Here, an upward departure is warranted under the three-step review process to adequately reflect Defendant’s criminal history. First, excessive criminal history points and other criminal conduct may warrant a departure from the sentencing guidelines. Osborne, 948 F.2d at 212 (holding that 24 criminal history points was so high that even placement in category VI did not adequately reflect the seriousness of the defendant’s criminal past). Second, Defendant’s criminal history consisted of 25 criminal history points for 13 recorded offenses, which included both violent and non-violent felonies and misdemeanors. Defendant also had 7 felony motor vehicle habitual offender convictions and a state conviction for being a convicted felon in possession of a firearm. Third, imposing the statutory maximum of 120 months, instead of the guideline range of 84-110 months, was reasonable to adequately reflect the seriousness of Defendant’s conduct. Criminal history category VI requires only takes 13 criminal history points; Defendant had 25 criminal history points. Furthermore, the district court discerned a high probability of recidivism based on Defendant’s numerous offenses:
We want to do what is necessary to prevent danger to the public, and from the defendant’s record in this case, although he seems like a nice guy here, apparently he has got some bad associates and some real bad judgment on a repeat basis. That all goes to say that in light of the great likelihood of recidivism in the case, the proper penalty in this case under that analysis that we have gone through in the case is actually the ten years. I can understand — and it is not that much difference between 110 months and a 120. I think if it was the broader range, I would probably say, well, it shouldn’t be any more than ten years either. I know the cap is ten, but even if I was allowed to go up, I wouldn’t do it, I think that the proper penalty is in the middle of what the range would have been except, of course, we have a restricted range. And the reason is that at some point we don’t *588have a lot to say in terms of hoping to salvage the defendant. I hope we do. I hope your life turns around and we don’t have any more of these problems, but it is important that the public be protected.

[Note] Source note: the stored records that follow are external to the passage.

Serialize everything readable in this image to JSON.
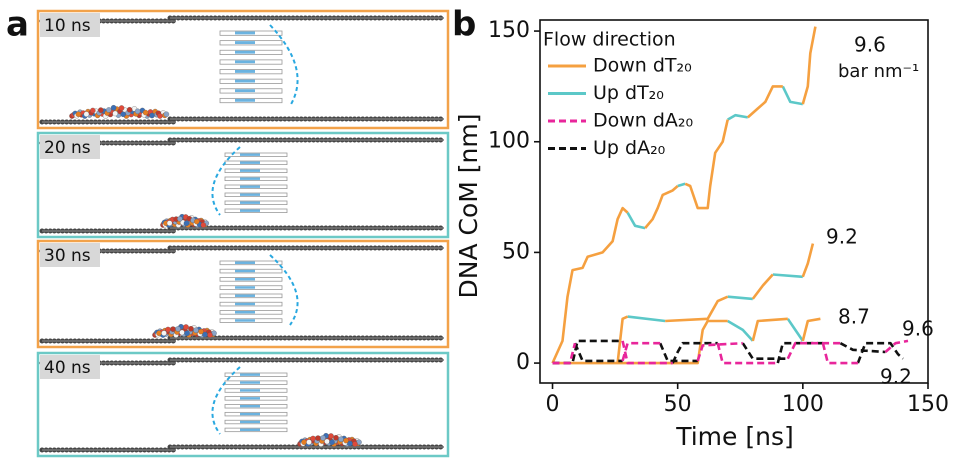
{
  "panel_a": {
    "label": "a",
    "frames": [
      {
        "label": "10 ns",
        "color": "#f2a24a"
      },
      {
        "label": "20 ns",
        "color": "#6cc9c6"
      },
      {
        "label": "30 ns",
        "color": "#f2a24a"
      },
      {
        "label": "40 ns",
        "color": "#6cc9c6"
      }
    ]
  },
  "chart_data": {
    "type": "line",
    "panel_label": "b",
    "x_label": "Time [ns]",
    "y_label": "DNA CoM  [nm]",
    "legend_title": "Flow direction",
    "annotations": [
      "9.6",
      "bar nm⁻¹",
      "9.2",
      "8.7",
      "9.6",
      "9.2"
    ],
    "xlim": [
      -5,
      150
    ],
    "xticks": [
      0,
      50,
      100,
      150
    ],
    "ylim": [
      -9,
      155
    ],
    "yticks": [
      0,
      50,
      100,
      150
    ],
    "series": [
      {
        "name": "Down dT₂₀",
        "color": "#f5a040",
        "linestyle": "solid",
        "x": [
          0,
          4,
          6,
          8,
          12,
          14,
          20,
          24,
          26,
          28,
          30,
          null,
          37,
          40,
          42,
          44,
          48,
          50,
          null,
          53,
          55,
          58,
          62,
          63,
          65,
          68,
          70,
          null,
          78,
          82,
          85,
          88,
          92,
          null,
          100,
          102,
          103,
          105,
          null,
          0,
          26,
          28,
          30,
          null,
          45,
          62,
          66,
          70,
          null,
          80,
          84,
          88,
          null,
          100,
          102,
          104,
          null,
          0,
          58,
          60,
          62,
          70,
          null,
          80,
          82,
          94,
          null,
          100,
          102,
          107
        ],
        "values": [
          0,
          10,
          30,
          42,
          43,
          48,
          50,
          55,
          65,
          70,
          68,
          null,
          61,
          65,
          70,
          76,
          78,
          80,
          null,
          81,
          80,
          70,
          70,
          80,
          95,
          100,
          110,
          null,
          111,
          115,
          118,
          125,
          125,
          null,
          117,
          125,
          140,
          152,
          null,
          0,
          0,
          20,
          21,
          null,
          19,
          20,
          28,
          30,
          null,
          29,
          35,
          40,
          null,
          39,
          45,
          54,
          null,
          0,
          0,
          15,
          19,
          19,
          null,
          10,
          19,
          20,
          null,
          10,
          19,
          20
        ]
      },
      {
        "name": "Up dT₂₀",
        "color": "#5cc8c8",
        "linestyle": "solid",
        "x": [
          30,
          33,
          37,
          null,
          50,
          53,
          null,
          70,
          73,
          78,
          null,
          92,
          95,
          100,
          null,
          30,
          45,
          null,
          70,
          80,
          null,
          88,
          100,
          null,
          70,
          76,
          80,
          null,
          94,
          97,
          100
        ],
        "values": [
          68,
          62,
          61,
          null,
          80,
          81,
          null,
          110,
          112,
          111,
          null,
          125,
          118,
          117,
          null,
          21,
          19,
          null,
          30,
          29,
          null,
          40,
          39,
          null,
          19,
          15,
          10,
          null,
          20,
          15,
          10
        ]
      },
      {
        "name": "Down dA₂₀",
        "color": "#e8269b",
        "linestyle": "dashed",
        "x": [
          0,
          7,
          9,
          null,
          28,
          30,
          43,
          null,
          58,
          60,
          76,
          null,
          94,
          97,
          115,
          null,
          133,
          137,
          142,
          null,
          28,
          30,
          48,
          null,
          66,
          68,
          90,
          null,
          108,
          110,
          122
        ],
        "values": [
          0,
          0,
          9,
          null,
          1,
          9,
          9,
          null,
          1,
          8,
          9,
          null,
          2,
          9,
          9,
          null,
          5,
          9,
          10,
          null,
          10,
          0,
          0,
          null,
          9,
          0,
          0,
          null,
          9,
          0,
          0
        ]
      },
      {
        "name": "Up dA₂₀",
        "color": "#111111",
        "linestyle": "dashed",
        "x": [
          9,
          12,
          28,
          null,
          43,
          46,
          58,
          null,
          76,
          80,
          94,
          null,
          115,
          120,
          133,
          null,
          0,
          8,
          10,
          28,
          null,
          48,
          50,
          52,
          66,
          null,
          90,
          92,
          108,
          null,
          122,
          125,
          135,
          138,
          140
        ],
        "values": [
          9,
          1,
          1,
          null,
          9,
          1,
          1,
          null,
          9,
          2,
          2,
          null,
          9,
          6,
          5,
          null,
          0,
          0,
          10,
          10,
          null,
          0,
          5,
          9,
          9,
          null,
          0,
          9,
          9,
          null,
          0,
          9,
          9,
          4,
          2
        ]
      }
    ]
  }
}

Moreover, the district court followed the Sentencing Guidelines in departing from the guideline range. U.S.S.G. § 4A1.3 directs the district court to incrementally proceed through the sentencing table to the next level:
Where the court determines that the extent and nature of the defendant’s criminal history, taken together, are sufficient to warrant an upward departure from Criminal History Category VI, the court should structure the departure by moving incrementally down the sentencing table to the next higher offense level in Criminal History Category VI until it finds a guideline range appropriate to the case.

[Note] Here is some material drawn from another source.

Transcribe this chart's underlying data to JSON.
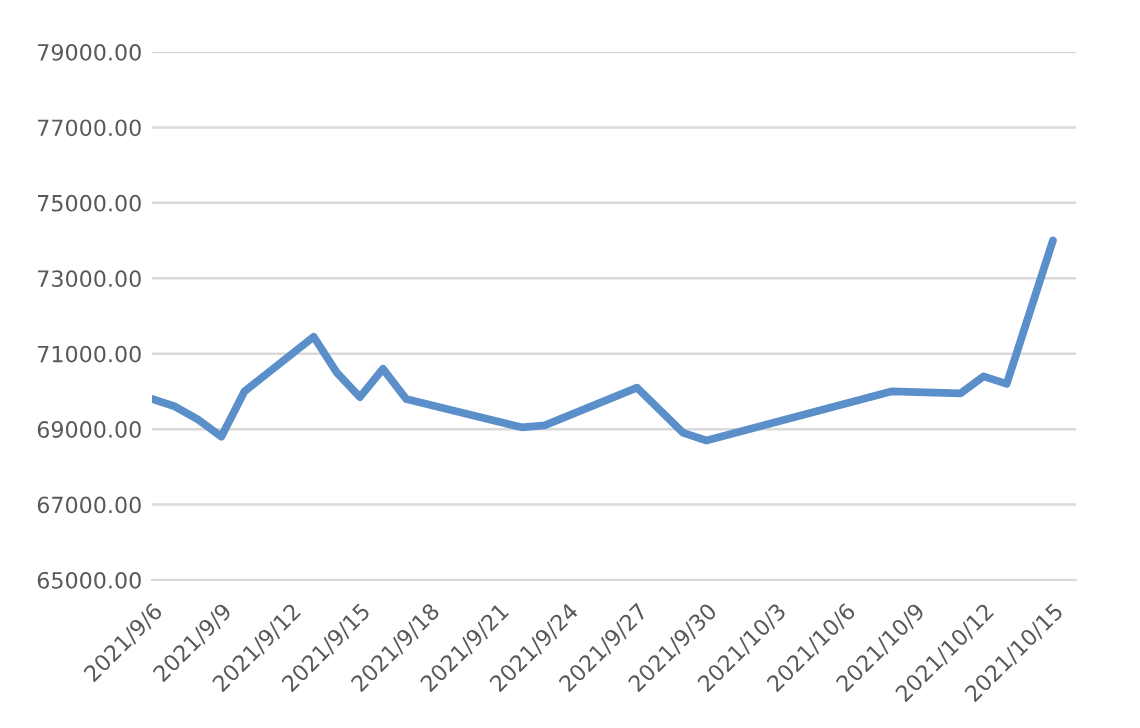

U.S.S.G. § 4A1.3; see United States v. Carr, 5 F.3d 986, 993-94 (6th Cir.1993); United States v. Pluta, 144 F.3d 968, 979 (6th Cir.1998); and Osborne, 948 F.2d at 212.

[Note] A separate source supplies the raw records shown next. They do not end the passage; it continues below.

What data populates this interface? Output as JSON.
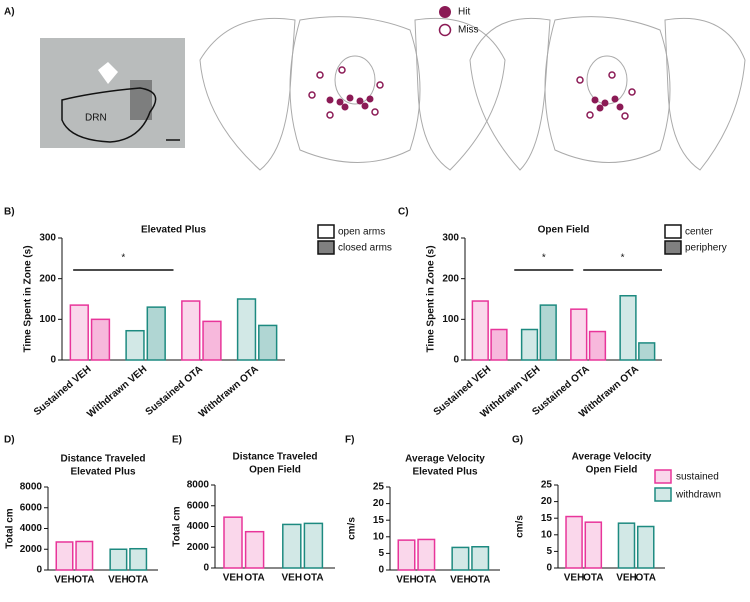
{
  "panel_a": {
    "panel": "A)",
    "image_label": "DRN",
    "legend": [
      {
        "name": "Hit",
        "color": "#8b1a55"
      },
      {
        "name": "Miss",
        "color": "#8b1a55"
      }
    ]
  },
  "legend_dg": [
    {
      "name": "sustained",
      "color": "#e8359a"
    },
    {
      "name": "withdrawn",
      "color": "#1d8a80"
    }
  ],
  "chart_data": [
    {
      "type": "bar",
      "panel": "B)",
      "title": [
        "Elevated Plus"
      ],
      "ylabel": "Time Spent in Zone (s)",
      "categories": [
        "Sustained VEH",
        "Withdrawn VEH",
        "Sustained OTA",
        "Withdrawn OTA"
      ],
      "category_colors": [
        "#e8359a",
        "#1d8a80",
        "#e8359a",
        "#1d8a80"
      ],
      "series": [
        {
          "name": "open arms",
          "color": "#ffffff",
          "values": [
            135,
            72,
            145,
            150
          ]
        },
        {
          "name": "closed arms",
          "color": "#808080",
          "values": [
            100,
            130,
            95,
            85
          ]
        }
      ],
      "ylim": [
        0,
        300
      ],
      "yticks": [
        0,
        100,
        200,
        300
      ],
      "annotations": [
        "*"
      ]
    },
    {
      "type": "bar",
      "panel": "C)",
      "title": [
        "Open Field"
      ],
      "ylabel": "Time Spent in Zone (s)",
      "categories": [
        "Sustained VEH",
        "Withdrawn VEH",
        "Sustained OTA",
        "Withdrawn OTA"
      ],
      "category_colors": [
        "#e8359a",
        "#1d8a80",
        "#e8359a",
        "#1d8a80"
      ],
      "series": [
        {
          "name": "center",
          "color": "#ffffff",
          "values": [
            145,
            75,
            125,
            158
          ]
        },
        {
          "name": "periphery",
          "color": "#808080",
          "values": [
            75,
            135,
            70,
            42
          ]
        }
      ],
      "ylim": [
        0,
        300
      ],
      "yticks": [
        0,
        100,
        200,
        300
      ],
      "annotations": [
        "*",
        "*"
      ]
    },
    {
      "type": "bar",
      "panel": "D)",
      "title": [
        "Distance Traveled",
        "Elevated Plus"
      ],
      "ylabel": "Total cm",
      "categories": [
        "VEH",
        "OTA",
        "VEH",
        "OTA"
      ],
      "colors": [
        "#e8359a",
        "#e8359a",
        "#1d8a80",
        "#1d8a80"
      ],
      "values": [
        2700,
        2750,
        2000,
        2050
      ],
      "ylim": [
        0,
        8000
      ],
      "yticks": [
        0,
        2000,
        4000,
        6000,
        8000
      ]
    },
    {
      "type": "bar",
      "panel": "E)",
      "title": [
        "Distance Traveled",
        "Open Field"
      ],
      "ylabel": "Total cm",
      "categories": [
        "VEH",
        "OTA",
        "VEH",
        "OTA"
      ],
      "colors": [
        "#e8359a",
        "#e8359a",
        "#1d8a80",
        "#1d8a80"
      ],
      "values": [
        4900,
        3500,
        4200,
        4300
      ],
      "ylim": [
        0,
        8000
      ],
      "yticks": [
        0,
        2000,
        4000,
        6000,
        8000
      ]
    },
    {
      "type": "bar",
      "panel": "F)",
      "title": [
        "Average Velocity",
        "Elevated Plus"
      ],
      "ylabel": "cm/s",
      "categories": [
        "VEH",
        "OTA",
        "VEH",
        "OTA"
      ],
      "colors": [
        "#e8359a",
        "#e8359a",
        "#1d8a80",
        "#1d8a80"
      ],
      "values": [
        9,
        9.2,
        6.8,
        7
      ],
      "ylim": [
        0,
        25
      ],
      "yticks": [
        0,
        5,
        10,
        15,
        20,
        25
      ]
    },
    {
      "type": "bar",
      "panel": "G)",
      "title": [
        "Average Velocity",
        "Open Field"
      ],
      "ylabel": "cm/s",
      "categories": [
        "VEH",
        "OTA",
        "VEH",
        "OTA"
      ],
      "colors": [
        "#e8359a",
        "#e8359a",
        "#1d8a80",
        "#1d8a80"
      ],
      "values": [
        15.5,
        13.8,
        13.5,
        12.5
      ],
      "ylim": [
        0,
        25
      ],
      "yticks": [
        0,
        5,
        10,
        15,
        20,
        25
      ]
    }
  ]
}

Here, the district court made a three-level increase in Defendant’s offense level resulting in a total offense level of 25, and a new sentencing range of 110-137 months. The statutory maximum capped the range at 120 months. After considering the intervening offense levels, the district court sentenced Defendant to 120 months of incarceration.
Accordingly, we AFFIRM the sentence of the district court.